Sent from my Nexus 7 using Tapatalk 2


----------



## fakiesk8r333 (Aug 7, 2011)

av8rdude said:


> I flashed the update over stock rooted 4.1.2. When I add a user it hangs several times during the user setup but eventually completes. During the wizard several super user permissions appear. It appears to be an issue even with the latest SU version.
> After the accounts are added they take forever to finish syncing. I left it overnight and all the syncing was complete for the additional user. But the tablet is very sluggish and nearly unusable.
> Ideas?
> I removed the extra users and the tablet is nice and buttery again.
> ...


Noticed some sluggishness on mine as well, not quite as drastic as you are experiencing though. Have you determined if the sluggishness occurs before the account is completely synced?

Sent from my Nexus 7 using Tapatalk 2


----------



## av8rdude (Jul 1, 2012)

The sluggishness is there during syncing and after sitting all night completely synced. It goes away when I remove the extra users.

Sent from my Nexus 7 using Tapatalk 2


----------



## fakiesk8r333 (Aug 7, 2011)

av8rdude said:


> The sluggishness is there during syncing and after sitting all night completely synced. It goes away when I remove the extra users.
> 
> Sent from my Nexus 7 using Tapatalk 2


Hmmmm... no clue what to tell you. The account setup for mine is just a dummy abound I made today for other people. Maybe try making a fresh Google account and see if it is sluggish then. Could be an app or something causing the issues. I'm thinking some apps might need updating for MU.

Sent from my Galaxy Nexus using Tapatalk 2


----------



## Mustang302LX (Jun 28, 2011)

Are you using the latest SuperSU (NOT SU) that was updated yesterday afternoon?


----------



## av8rdude (Jul 1, 2012)

I have the latest SuperSU.

Sent from my Galaxy Nexus using Tapatalk 2


----------



## Mustang302LX (Jun 28, 2011)

av8rdude said:


> I have the latest SuperSU.
> 
> Sent from my Galaxy Nexus using Tapatalk 2


Ahh. Thought it might be the case but apparently not. Kind of disappointing.


----------



## av8rdude (Jul 1, 2012)

I took my 7 back to a factory image and started over. Buttery smooth now with multi user.
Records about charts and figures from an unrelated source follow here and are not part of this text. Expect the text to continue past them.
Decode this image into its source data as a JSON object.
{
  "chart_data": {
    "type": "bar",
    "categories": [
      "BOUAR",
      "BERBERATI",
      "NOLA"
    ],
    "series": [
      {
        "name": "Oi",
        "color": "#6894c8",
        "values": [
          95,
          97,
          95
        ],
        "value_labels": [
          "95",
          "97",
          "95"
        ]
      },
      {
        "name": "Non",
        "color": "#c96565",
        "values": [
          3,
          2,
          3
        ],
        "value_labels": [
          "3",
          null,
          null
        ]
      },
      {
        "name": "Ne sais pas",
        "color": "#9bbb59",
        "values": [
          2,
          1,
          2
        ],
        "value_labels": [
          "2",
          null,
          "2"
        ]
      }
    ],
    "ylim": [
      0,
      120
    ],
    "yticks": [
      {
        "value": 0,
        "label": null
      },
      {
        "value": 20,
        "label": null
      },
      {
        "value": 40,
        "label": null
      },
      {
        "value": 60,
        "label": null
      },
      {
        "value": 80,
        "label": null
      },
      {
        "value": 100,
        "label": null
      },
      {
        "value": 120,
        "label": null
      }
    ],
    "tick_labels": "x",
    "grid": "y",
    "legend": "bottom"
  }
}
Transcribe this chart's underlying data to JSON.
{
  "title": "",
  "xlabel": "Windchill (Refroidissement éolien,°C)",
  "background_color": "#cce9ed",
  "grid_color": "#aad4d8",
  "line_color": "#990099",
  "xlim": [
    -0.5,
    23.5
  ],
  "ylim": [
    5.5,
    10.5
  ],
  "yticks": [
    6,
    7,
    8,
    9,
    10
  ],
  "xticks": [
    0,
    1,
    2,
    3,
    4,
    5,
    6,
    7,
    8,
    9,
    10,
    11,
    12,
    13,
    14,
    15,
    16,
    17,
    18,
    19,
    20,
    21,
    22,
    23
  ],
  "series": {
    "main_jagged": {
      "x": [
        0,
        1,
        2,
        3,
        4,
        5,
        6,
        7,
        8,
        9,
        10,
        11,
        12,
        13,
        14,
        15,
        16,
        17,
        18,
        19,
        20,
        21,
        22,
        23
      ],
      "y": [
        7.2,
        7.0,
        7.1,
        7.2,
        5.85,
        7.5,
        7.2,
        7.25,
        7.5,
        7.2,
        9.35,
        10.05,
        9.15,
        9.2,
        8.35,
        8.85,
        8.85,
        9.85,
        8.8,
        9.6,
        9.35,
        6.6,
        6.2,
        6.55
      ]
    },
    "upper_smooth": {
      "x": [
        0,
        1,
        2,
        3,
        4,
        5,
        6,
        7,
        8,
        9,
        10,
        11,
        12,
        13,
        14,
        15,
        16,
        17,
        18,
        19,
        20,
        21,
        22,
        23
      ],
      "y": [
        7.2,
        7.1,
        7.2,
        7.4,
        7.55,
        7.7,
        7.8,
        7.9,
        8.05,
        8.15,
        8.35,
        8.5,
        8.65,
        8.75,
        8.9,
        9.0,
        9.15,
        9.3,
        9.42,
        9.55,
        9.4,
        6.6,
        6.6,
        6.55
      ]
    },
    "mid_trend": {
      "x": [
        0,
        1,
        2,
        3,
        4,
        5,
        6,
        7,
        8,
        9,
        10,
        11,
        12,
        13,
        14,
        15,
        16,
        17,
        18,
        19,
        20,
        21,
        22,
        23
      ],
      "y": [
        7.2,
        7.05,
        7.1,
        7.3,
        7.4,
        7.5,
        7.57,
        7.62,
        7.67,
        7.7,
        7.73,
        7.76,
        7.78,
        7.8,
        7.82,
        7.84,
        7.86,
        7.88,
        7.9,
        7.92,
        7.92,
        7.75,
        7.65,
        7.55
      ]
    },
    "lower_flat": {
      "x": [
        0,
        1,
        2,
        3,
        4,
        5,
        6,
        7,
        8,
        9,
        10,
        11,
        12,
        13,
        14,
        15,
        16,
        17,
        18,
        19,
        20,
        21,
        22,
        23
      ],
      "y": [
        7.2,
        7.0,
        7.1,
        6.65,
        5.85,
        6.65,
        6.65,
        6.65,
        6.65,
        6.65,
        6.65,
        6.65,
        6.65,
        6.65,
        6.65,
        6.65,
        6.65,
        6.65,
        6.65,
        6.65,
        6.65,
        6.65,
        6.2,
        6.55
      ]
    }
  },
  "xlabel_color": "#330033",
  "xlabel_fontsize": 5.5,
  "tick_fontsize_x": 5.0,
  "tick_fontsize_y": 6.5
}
Sent from my Galaxy Nexus using Tapatalk 2


----------



## Natey2 (Jun 7, 2012)

Why does almost all Android updates require a factory data reset (or equivalent) to be performed to avoid problems?

A "yum upgrade" on Linux does fine without having to reset the Linux to its original installation before the upgrade.
A "Windows Update" is capable of updating Windows without having to restore it to its original state before the update.
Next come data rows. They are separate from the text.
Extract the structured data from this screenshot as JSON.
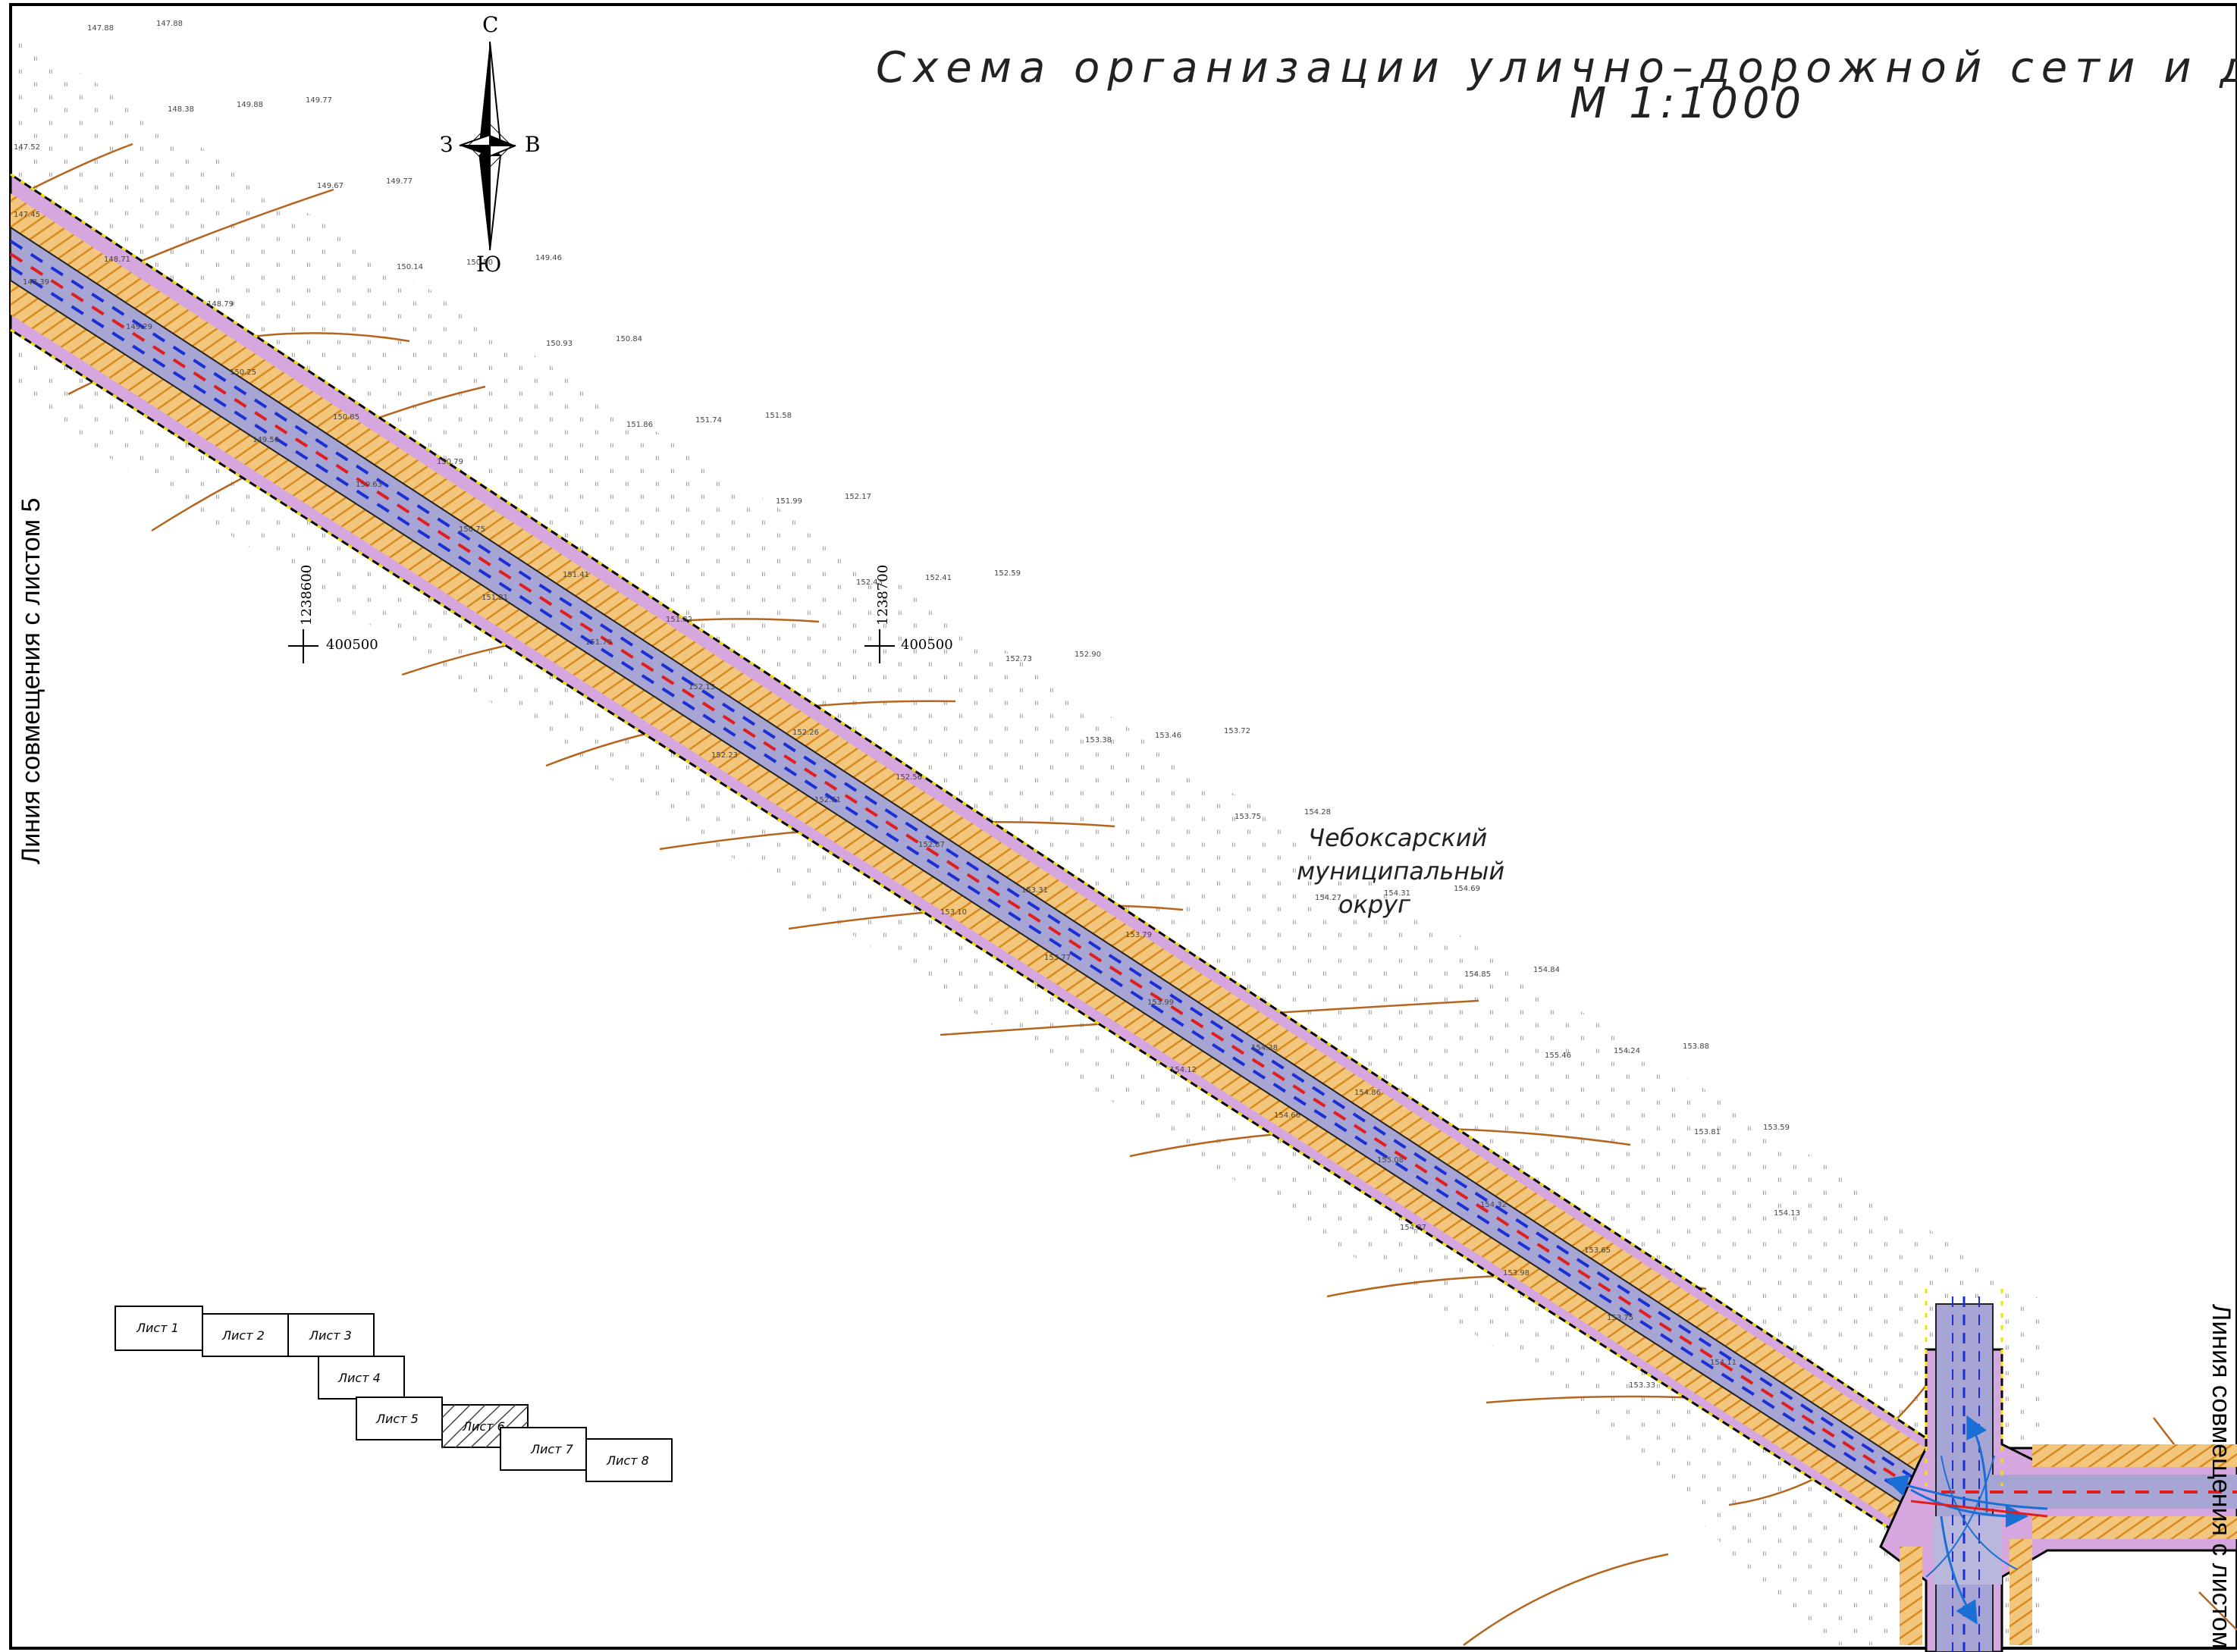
{
  "title": "Схема организации улично–дорожной сети и движения тр",
  "scale": "М 1:1000",
  "compass": {
    "north": "С",
    "south": "Ю",
    "west": "З",
    "east": "В"
  },
  "left_edge_label": "Линия совмещения с листом 5",
  "right_edge_label": "Линия совмещения с листом 7",
  "area_label": [
    "Чебоксарский",
    "муниципальный",
    "округ"
  ],
  "grid_marks": [
    {
      "vertical": "1238600",
      "horizontal": "400500"
    },
    {
      "vertical": "1238700",
      "horizontal": "400500"
    }
  ],
  "sheets": [
    "Лист 1",
    "Лист 2",
    "Лист 3",
    "Лист 4",
    "Лист 5",
    "Лист 6",
    "Лист 7",
    "Лист 8"
  ],
  "current_sheet": "Лист 6",
  "elevations": [
    "147.52",
    "147.88",
    "147.45",
    "147.88",
    "148.39",
    "148.38",
    "148.71",
    "149.88",
    "149.29",
    "149.77",
    "148.79",
    "149.67",
    "150.25",
    "149.77",
    "149.56",
    "150.14",
    "150.85",
    "150.50",
    "150.63",
    "149.46",
    "150.79",
    "150.93",
    "150.75",
    "150.84",
    "151.21",
    "151.86",
    "151.41",
    "151.74",
    "151.79",
    "151.58",
    "151.82",
    "151.99",
    "152.13",
    "152.17",
    "152.23",
    "152.43",
    "152.26",
    "152.41",
    "152.61",
    "152.59",
    "152.56",
    "152.73",
    "152.87",
    "152.90",
    "153.10",
    "153.38",
    "153.31",
    "153.46",
    "153.77",
    "153.72",
    "153.79",
    "153.75",
    "153.99",
    "154.28",
    "154.12",
    "154.27",
    "154.38",
    "154.31",
    "154.66",
    "154.69",
    "154.86",
    "154.85",
    "155.08",
    "154.84",
    "154.87",
    "155.46",
    "154.32",
    "154.24",
    "153.98",
    "153.88",
    "153.65",
    "153.81",
    "153.75",
    "153.59",
    "153.33",
    "154.13",
    "154.11"
  ],
  "colors": {
    "road_fill": "#d6a6de",
    "carriageway": "#a7a5d3",
    "slope_hatch": "#e9a23b",
    "contour": "#b5651d",
    "lane_dash_blue": "#1a2fd4",
    "lane_dash_red": "#e21d1d",
    "edge_yellow": "#f2e200"
  }
}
Noticed this on my DroidX too. If I don't FDR before/after an OTA update, I'm looking at problems.

I've deferred updating my Nexus 7; gonna use 4.1.2 for a while.
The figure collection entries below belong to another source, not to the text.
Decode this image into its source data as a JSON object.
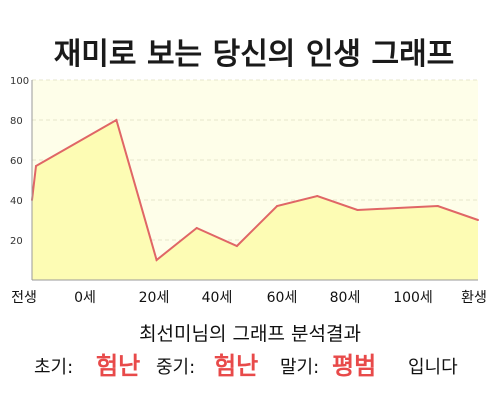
{
  "page": {
    "title": "재미로 보는 당신의 인생 그래프",
    "analysis_title": "최선미님의 그래프 분석결과",
    "phases": [
      {
        "label": "초기:",
        "value": "험난"
      },
      {
        "label": "중기:",
        "value": "험난"
      },
      {
        "label": "말기:",
        "value": "평범"
      }
    ],
    "closing": "입니다"
  },
  "chart_data": {
    "type": "area",
    "title": "재미로 보는 당신의 인생 그래프",
    "xlabel": "",
    "ylabel": "",
    "ylim": [
      0,
      100
    ],
    "yticks": [
      "20",
      "40",
      "60",
      "80",
      "100"
    ],
    "x_tick_labels": [
      "전생",
      "0세",
      "20세",
      "40세",
      "60세",
      "80세",
      "100세",
      "환생"
    ],
    "x": [
      -1,
      0,
      20,
      30,
      40,
      50,
      60,
      70,
      80,
      90,
      100,
      110
    ],
    "values": [
      40,
      57,
      80,
      10,
      26,
      17,
      37,
      42,
      35,
      36,
      37,
      30
    ],
    "grid": true,
    "colors": {
      "line": "#e06666",
      "fill": "#fdfcb4",
      "plot_bg": "#fefee9",
      "grid": "#e6e6cc",
      "axis": "#9a9a9a",
      "highlight": "#e84a4a"
    }
  }
}
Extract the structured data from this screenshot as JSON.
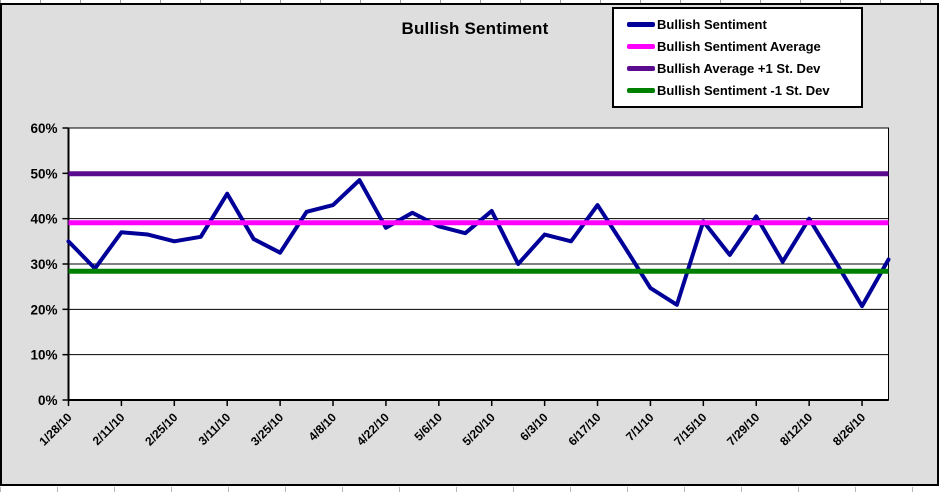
{
  "chart_data": {
    "type": "line",
    "title": "Bullish Sentiment",
    "xlabel": "",
    "ylabel": "",
    "ylim": [
      0,
      60
    ],
    "ytick_step": 10,
    "ytick_labels": [
      "0%",
      "10%",
      "20%",
      "30%",
      "40%",
      "50%",
      "60%"
    ],
    "grid": true,
    "legend_position": "top-right",
    "x": [
      "1/28/10",
      "2/4/10",
      "2/11/10",
      "2/18/10",
      "2/25/10",
      "3/4/10",
      "3/11/10",
      "3/18/10",
      "3/25/10",
      "4/1/10",
      "4/8/10",
      "4/15/10",
      "4/22/10",
      "4/29/10",
      "5/6/10",
      "5/13/10",
      "5/20/10",
      "5/27/10",
      "6/3/10",
      "6/10/10",
      "6/17/10",
      "6/24/10",
      "7/1/10",
      "7/8/10",
      "7/15/10",
      "7/22/10",
      "7/29/10",
      "8/5/10",
      "8/12/10",
      "8/19/10",
      "8/26/10",
      "9/2/10"
    ],
    "x_tick_every": 2,
    "x_tick_labels": [
      "1/28/10",
      "2/11/10",
      "2/25/10",
      "3/11/10",
      "3/25/10",
      "4/8/10",
      "4/22/10",
      "5/6/10",
      "5/20/10",
      "6/3/10",
      "6/17/10",
      "7/1/10",
      "7/15/10",
      "7/29/10",
      "8/12/10",
      "8/26/10"
    ],
    "series": [
      {
        "name": "Bullish Sentiment",
        "kind": "line",
        "color": "#000099",
        "values": [
          35,
          29,
          37,
          36.5,
          35,
          36,
          45.5,
          35.5,
          32.5,
          41.5,
          43,
          48.5,
          38,
          41.3,
          38.3,
          36.8,
          41.7,
          30,
          36.5,
          35,
          43,
          34,
          24.7,
          21,
          39.4,
          32,
          40.5,
          30.5,
          40,
          30.5,
          20.7,
          31
        ]
      },
      {
        "name": "Bullish Sentiment Average",
        "kind": "hline",
        "color": "#FF00FF",
        "value": 39.1
      },
      {
        "name": "Bullish Average +1 St. Dev",
        "kind": "hline",
        "color": "#5B0B8D",
        "value": 49.9
      },
      {
        "name": "Bullish Sentiment -1 St. Dev",
        "kind": "hline",
        "color": "#008000",
        "value": 28.4
      }
    ],
    "colors": {
      "chart_background": "#DEDEDE",
      "plot_background": "#FFFFFF",
      "gridline": "#000000",
      "axis": "#000000"
    }
  }
}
Sent from my unrooted DroidX using Tapatalk 2


----------



## JagoX (Jul 6, 2011)

Are you using 2 separate launchers by chance (i.e. Nova for one user & default for another)?

My wife was experiencing sluggishness, hanging, etc as soon as I setup her account which ended up being caused by me using Nova Launcher Prime & her account was using the built in JB launcher. When I switched hers to Nova it was fine & I also uninstalled the stock launcher without a problem a day later (using TB.)


----------